New ISAW Library titles: March 2016

By Gabriel McKee
08/04/2016

A list of books added to the ISAW Library in March 2016 is now available online on the ISAW Library Website. The titles are sorted in the website version according to thematic topics (e.g., "East Asia" and "Ancient Near East & Asia Minor"); and within each topic, the titles are organized according to Library of Congress classification. The authors and titles of works in non-Roman languages are given in their original script.

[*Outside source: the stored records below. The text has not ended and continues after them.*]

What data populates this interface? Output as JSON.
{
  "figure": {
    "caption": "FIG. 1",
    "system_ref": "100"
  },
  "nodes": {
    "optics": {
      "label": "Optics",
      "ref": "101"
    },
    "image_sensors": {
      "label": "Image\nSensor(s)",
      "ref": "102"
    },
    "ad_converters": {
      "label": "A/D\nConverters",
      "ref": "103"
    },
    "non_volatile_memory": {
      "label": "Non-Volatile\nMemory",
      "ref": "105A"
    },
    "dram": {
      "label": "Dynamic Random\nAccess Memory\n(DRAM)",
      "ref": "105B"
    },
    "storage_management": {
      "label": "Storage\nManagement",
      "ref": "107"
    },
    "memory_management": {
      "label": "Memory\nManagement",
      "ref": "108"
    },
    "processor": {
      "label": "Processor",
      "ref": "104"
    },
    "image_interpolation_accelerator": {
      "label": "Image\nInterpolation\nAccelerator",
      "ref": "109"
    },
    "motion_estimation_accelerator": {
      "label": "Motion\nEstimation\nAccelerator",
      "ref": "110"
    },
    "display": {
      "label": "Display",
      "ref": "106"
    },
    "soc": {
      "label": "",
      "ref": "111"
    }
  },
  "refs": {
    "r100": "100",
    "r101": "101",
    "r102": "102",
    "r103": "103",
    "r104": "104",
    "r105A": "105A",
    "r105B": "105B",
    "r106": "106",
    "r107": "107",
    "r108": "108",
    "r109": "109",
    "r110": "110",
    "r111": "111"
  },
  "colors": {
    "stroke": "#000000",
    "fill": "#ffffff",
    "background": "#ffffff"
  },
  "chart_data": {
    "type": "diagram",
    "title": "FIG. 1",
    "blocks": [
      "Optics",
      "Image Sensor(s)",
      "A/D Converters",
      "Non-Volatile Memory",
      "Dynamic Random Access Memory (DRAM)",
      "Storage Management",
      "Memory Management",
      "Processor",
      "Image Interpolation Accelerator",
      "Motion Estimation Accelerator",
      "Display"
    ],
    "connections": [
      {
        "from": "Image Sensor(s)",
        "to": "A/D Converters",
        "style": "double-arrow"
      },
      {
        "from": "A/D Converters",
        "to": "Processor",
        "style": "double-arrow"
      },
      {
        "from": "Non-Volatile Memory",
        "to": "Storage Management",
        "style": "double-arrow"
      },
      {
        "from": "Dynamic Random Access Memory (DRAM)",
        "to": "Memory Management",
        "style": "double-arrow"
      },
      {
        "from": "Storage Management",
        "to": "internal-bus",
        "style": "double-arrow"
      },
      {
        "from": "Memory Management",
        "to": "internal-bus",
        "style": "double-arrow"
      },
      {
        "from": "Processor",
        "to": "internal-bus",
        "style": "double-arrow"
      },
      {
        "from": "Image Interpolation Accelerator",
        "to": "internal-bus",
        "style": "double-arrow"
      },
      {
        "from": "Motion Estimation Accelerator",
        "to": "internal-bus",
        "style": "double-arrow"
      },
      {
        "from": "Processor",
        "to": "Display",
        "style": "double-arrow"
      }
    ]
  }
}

This list is also available in a Zotero library.

The 172 volumes added in March are a diverse grouping, including over a dozen volumes on the archaeology of Central Asia; a number of papyrological publications, including 16 volumes from the series Papyrologica Florentina and two recently-published volumes from Ägyptische und Orientalische Papyri und Handschriften des Ägyptischen Museums und Papyrussammlung Berlin (AOP); and a number of important Assyriological volumes (spanning over a century, from the 1890s to the 1990s) from the library of Hayim and Miriam Tadmor.

Notable among the titles added this month are several works on Assyrian and Babylonian science and medicine, including four volumes from the series Die babylonisch-assyrische Medizin in Texten und Untersuchungen (BAM)  (Large Collection: PJ3921.M5 K63 Bd.1-Bd.8). Started in 1963 by Franz Köcher, the series came under the guidance of Markham J. Geller of the Freie Universität Berlin after Köcher's death in 2002. The six initial volumes of this series presented autograph copies of Assyrian and Babylonian texts on medical subjects, grouped based on the location of their discovery. Under Geller, the series now groups its texts thematically, and also incorporates critical editions of the texts with transliterations and English translations. The titles added in March include three volumes of Köcher's original work as well as the two most recent volumes edited by Geller: 2005's Renal and Rectal Disease Texts and 2015's Healing Magic and Evil Demons: Canonical Udug-Hul Incantations. These volumes are indispensable for the study of medicine in the Ancient Near East, and along with the other titles added this month, they greatly enrich our library.